Compute the SHA256 and MD5 fingerprints and the randomart of an SSH public key, matching ssh-keygen. Runs entirely in your browser.
An SSH key fingerprint is a short hash of a public key used to recognise and verify it, for example when a server presents its host key or when auditing authorized_keys entries. The randomart is the little ASCII-art picture ssh-keygen prints so humans can spot-check a key at a glance. This tool takes an OpenSSH public key and reproduces what ssh-keygen -lf shows: the SHA256 fingerprint, the legacy MD5 fingerprint and the randomart image.
Input:
ssh-ed25519 AAAAC3NzaC1lZDI1NTE5AAAA... user@host
Output:
SHA256:Hk9b... and MD5:43:51:... plus the randomart grid
Which key types work?
Any OpenSSH public key line: ed25519, rsa, ecdsa and others.

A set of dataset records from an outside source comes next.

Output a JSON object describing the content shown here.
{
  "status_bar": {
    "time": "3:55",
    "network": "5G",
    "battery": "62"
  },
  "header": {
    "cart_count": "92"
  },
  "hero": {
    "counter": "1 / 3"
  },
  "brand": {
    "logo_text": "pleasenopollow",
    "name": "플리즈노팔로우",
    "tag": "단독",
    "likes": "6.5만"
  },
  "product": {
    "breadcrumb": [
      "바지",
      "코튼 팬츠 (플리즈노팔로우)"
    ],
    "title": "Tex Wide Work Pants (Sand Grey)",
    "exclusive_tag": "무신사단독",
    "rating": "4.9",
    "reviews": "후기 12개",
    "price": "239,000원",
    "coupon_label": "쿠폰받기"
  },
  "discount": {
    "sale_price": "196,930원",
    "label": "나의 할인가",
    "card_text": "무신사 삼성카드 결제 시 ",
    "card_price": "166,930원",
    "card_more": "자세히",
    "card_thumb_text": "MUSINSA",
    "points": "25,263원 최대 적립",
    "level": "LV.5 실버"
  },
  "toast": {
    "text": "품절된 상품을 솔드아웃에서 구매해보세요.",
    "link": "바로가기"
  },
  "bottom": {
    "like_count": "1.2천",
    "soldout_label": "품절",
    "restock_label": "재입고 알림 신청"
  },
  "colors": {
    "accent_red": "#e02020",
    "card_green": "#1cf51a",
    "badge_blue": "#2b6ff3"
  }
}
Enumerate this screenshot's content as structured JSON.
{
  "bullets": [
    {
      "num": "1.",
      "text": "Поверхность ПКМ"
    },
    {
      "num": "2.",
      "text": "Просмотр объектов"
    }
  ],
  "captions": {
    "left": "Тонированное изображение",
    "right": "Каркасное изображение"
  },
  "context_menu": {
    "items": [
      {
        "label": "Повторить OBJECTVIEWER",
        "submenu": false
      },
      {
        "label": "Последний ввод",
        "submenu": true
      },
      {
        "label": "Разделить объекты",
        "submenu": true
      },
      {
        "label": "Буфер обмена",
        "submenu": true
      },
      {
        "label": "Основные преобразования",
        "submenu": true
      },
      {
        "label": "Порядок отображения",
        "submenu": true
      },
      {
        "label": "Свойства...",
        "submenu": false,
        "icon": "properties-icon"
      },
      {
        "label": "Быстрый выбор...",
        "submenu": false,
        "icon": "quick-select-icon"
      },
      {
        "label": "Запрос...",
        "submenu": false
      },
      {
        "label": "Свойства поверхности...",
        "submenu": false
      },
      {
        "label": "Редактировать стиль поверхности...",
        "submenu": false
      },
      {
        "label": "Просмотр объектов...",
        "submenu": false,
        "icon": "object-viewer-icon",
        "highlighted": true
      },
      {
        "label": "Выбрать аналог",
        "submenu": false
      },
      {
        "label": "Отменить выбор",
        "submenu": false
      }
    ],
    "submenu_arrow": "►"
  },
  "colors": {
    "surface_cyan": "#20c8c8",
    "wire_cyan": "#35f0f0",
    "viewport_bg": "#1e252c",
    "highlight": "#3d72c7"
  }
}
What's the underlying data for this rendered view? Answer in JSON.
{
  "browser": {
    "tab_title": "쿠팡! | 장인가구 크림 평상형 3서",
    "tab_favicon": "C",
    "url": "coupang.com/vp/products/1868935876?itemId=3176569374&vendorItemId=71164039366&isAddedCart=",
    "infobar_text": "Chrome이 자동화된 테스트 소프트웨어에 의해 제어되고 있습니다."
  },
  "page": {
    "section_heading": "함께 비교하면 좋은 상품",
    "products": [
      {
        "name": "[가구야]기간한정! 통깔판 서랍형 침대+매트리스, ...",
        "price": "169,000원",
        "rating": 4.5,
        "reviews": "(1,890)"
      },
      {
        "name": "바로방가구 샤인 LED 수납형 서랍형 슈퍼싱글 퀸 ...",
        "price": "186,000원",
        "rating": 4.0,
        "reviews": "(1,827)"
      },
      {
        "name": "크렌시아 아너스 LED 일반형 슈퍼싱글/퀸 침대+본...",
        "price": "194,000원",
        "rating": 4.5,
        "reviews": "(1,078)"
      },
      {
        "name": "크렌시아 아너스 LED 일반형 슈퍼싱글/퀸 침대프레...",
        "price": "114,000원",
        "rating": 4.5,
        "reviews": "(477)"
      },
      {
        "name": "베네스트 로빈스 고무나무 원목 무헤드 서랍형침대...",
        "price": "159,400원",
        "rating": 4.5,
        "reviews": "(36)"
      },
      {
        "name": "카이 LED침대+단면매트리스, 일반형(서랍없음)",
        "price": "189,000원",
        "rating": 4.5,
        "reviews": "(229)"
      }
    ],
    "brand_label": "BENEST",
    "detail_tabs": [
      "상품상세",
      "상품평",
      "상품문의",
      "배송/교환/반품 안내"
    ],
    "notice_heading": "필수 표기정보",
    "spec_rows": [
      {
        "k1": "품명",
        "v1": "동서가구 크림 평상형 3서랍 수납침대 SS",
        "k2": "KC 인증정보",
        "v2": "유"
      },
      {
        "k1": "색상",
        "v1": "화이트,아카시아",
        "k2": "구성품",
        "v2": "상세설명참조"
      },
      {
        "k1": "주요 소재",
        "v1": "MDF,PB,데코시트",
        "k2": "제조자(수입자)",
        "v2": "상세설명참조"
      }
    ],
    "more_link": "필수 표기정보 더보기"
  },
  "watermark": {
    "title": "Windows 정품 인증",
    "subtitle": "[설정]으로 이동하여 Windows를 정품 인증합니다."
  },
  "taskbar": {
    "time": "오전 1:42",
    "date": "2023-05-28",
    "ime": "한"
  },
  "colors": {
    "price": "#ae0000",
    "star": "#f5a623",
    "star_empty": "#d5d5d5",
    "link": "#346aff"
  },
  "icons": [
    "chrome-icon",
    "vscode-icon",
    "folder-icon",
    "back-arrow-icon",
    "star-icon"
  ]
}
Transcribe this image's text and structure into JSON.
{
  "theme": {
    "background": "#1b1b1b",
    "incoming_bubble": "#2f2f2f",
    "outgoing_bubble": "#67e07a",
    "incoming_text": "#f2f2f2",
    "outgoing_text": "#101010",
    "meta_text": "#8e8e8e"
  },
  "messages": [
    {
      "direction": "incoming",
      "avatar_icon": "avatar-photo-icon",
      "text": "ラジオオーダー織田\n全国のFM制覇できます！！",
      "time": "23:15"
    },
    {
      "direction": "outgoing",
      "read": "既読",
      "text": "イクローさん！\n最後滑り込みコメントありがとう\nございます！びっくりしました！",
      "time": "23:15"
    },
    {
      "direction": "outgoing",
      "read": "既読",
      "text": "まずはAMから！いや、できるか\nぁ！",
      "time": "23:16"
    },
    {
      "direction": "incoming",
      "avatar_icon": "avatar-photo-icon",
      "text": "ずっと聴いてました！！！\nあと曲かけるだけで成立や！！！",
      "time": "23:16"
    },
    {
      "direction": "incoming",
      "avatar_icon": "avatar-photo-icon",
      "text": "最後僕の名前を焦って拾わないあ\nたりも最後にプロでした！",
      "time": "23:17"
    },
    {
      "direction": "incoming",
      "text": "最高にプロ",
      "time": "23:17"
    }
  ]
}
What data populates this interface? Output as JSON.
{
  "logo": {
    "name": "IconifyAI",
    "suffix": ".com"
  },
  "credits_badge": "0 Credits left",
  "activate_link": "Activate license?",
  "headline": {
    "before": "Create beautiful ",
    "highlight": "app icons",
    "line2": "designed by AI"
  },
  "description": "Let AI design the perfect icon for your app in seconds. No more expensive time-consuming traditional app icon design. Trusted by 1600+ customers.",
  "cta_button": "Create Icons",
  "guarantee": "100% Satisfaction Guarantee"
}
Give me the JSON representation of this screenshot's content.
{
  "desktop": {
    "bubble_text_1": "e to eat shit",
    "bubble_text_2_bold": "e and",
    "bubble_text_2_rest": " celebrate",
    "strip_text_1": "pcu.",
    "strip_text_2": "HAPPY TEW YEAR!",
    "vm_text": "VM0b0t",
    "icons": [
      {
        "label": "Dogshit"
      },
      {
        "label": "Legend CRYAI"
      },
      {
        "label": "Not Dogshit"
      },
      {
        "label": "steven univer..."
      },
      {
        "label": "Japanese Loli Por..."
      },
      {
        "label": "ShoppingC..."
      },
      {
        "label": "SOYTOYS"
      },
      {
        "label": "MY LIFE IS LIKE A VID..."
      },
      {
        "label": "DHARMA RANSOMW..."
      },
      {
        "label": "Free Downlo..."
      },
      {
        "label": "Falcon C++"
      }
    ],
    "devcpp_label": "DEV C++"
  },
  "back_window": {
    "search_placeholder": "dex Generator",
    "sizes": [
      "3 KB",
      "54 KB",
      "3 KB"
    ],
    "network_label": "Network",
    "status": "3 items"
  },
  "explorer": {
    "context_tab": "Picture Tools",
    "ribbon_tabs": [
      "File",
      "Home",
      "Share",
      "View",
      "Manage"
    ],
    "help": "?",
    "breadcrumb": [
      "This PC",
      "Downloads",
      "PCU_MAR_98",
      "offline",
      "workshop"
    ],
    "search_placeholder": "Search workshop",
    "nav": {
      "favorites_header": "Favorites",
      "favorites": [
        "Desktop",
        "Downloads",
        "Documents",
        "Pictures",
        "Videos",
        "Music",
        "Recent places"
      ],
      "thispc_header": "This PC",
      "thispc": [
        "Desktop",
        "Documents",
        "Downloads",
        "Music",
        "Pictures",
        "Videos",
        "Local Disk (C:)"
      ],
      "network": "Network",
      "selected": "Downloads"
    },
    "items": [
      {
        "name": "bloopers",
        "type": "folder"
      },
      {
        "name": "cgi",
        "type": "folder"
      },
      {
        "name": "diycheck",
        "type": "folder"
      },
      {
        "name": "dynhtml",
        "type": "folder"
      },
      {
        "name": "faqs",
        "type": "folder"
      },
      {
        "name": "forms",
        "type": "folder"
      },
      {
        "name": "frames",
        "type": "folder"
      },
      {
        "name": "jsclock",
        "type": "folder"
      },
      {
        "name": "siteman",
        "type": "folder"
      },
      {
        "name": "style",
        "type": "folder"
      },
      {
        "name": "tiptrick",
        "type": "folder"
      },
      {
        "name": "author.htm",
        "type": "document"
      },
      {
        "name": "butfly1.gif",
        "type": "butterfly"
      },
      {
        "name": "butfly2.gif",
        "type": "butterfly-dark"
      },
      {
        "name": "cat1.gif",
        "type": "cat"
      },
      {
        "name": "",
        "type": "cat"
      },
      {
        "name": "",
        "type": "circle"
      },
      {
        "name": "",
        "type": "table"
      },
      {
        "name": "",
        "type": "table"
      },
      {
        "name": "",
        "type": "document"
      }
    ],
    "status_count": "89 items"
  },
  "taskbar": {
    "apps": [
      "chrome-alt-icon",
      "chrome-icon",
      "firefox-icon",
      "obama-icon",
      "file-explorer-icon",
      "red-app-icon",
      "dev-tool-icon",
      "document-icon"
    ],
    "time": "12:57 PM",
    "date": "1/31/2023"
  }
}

Paste the full line including the ssh- prefix and the base64 blob.
Why are there two fingerprints?
Modern OpenSSH shows the SHA256 fingerprint by default. MD5 is the older colon-separated format still seen in some tools and logs, so both are provided.
Does this need my private key?
No. Fingerprints are computed from the public key only. Never paste a private key here.
Is anything uploaded?
No. The key is processed entirely in your browser.